Common Operations on a Series
Once converted, a Series provides several capabilities beyond what NumPy arrays offer:
import pandas as pd
import numpy as np
arr = np.array([10, 20, 30, 40, 50])
s = pd.Series(arr, index=['a', 'b', 'c', 'd', 'e'])
# Label-based access
print(f"Value at 'c': {s['c']}")
print()
# Slicing by label (inclusive on both ends)
print("Slice 'b' to 'd':")
print(s['b':'d'])
print()
# Boolean filtering
print("Values greater than 25:")
print(s[s > 25])
print()
# Built-in statistics
print(f"Mean: {s.mean()}, Sum: {s.sum()}, Std: {s.std():.2f}")
Output:
Value at 'c': 30
Slice 'b' to 'd':
b 20
c 30
d 40
dtype: int64
Values greater than 25:
c 30
d 40
e 50
dtype: int64
Mean: 30.0, Sum: 150, Std: 15.81
Label-based slicing in Pandas is inclusive on both ends (s['b':'d'] includes 'd'), unlike standard Python slicing which excludes the end point. This is a common source of confusion when transitioning from NumPy to Pandas.

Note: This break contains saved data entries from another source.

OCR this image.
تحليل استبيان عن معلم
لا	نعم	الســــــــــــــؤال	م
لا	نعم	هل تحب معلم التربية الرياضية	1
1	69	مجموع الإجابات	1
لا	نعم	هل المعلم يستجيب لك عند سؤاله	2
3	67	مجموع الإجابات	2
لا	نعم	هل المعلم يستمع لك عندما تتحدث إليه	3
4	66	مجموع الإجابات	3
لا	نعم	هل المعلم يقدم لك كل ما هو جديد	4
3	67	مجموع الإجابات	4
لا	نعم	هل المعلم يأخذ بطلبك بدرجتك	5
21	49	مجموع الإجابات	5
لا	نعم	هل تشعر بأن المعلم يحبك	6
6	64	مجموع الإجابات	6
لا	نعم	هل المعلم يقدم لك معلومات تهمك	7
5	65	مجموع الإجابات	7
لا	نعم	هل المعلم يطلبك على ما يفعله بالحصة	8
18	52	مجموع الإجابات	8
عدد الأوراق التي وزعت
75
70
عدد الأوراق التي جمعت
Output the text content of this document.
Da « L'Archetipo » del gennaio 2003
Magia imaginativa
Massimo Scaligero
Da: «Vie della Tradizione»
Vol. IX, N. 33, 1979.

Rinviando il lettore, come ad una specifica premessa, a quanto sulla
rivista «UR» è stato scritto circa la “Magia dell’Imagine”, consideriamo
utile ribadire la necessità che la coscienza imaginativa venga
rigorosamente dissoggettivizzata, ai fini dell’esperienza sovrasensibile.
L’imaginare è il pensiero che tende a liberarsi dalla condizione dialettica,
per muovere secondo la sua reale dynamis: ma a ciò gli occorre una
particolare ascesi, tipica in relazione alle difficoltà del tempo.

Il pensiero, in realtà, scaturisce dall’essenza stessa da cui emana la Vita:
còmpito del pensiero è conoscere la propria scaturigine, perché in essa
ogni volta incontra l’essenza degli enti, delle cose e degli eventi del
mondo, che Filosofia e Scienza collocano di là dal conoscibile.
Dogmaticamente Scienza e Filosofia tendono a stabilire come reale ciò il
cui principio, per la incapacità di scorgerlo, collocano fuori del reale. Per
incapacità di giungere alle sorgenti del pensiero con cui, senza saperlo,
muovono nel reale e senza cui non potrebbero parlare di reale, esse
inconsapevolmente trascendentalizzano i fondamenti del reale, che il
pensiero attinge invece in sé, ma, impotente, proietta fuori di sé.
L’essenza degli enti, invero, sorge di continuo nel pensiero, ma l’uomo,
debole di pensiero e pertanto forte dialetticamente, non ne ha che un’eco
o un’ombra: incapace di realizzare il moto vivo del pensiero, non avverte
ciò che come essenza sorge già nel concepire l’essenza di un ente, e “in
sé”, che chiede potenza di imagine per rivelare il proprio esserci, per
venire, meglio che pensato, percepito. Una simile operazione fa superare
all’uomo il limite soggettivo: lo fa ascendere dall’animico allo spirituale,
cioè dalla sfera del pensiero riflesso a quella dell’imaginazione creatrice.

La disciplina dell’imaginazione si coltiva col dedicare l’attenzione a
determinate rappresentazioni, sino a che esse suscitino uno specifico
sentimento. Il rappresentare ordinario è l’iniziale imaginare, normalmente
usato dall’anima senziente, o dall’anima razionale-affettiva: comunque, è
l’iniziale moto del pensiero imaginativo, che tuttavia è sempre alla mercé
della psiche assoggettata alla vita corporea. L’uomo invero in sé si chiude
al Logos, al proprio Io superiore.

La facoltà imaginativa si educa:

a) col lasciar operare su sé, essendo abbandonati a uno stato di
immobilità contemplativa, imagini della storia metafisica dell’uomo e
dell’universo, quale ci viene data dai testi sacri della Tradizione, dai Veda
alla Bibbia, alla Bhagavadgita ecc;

Series Features vs. NumPy Arrays
| Feature | NumPy Array | Pandas Series |
|---|---|---|
| Speed | Fastest | Slightly slower |
| Indexing | Position only | Labels or position |
| Missing data | Manual handling | Built-in NaN support |
| Metadata | None | Name, index labels |
| Dimensions | Any (1D, 2D, nD) | Strictly 1D |
| Alignment | By position | Automatic index alignment |
Quick Reference
| Parameter | Purpose | Example |
|---|---|---|
data | Source NumPy array | np.array([1, 2, 3]) |
index | Custom labels | ['a', 'b', 'c'] |
name | Series identifier | 'Revenue' |
dtype | Force a data type | 'float64' |
copy | Force independent copy | True |
- Use
pd.Series(array)to add labeled indexing and Pandas functionality to NumPy arrays. - Provide custom indices for meaningful, name-based data access.
- Remember that a Series must be one-dimensional, and use
.copy()when you need the Series to be independent of the source array.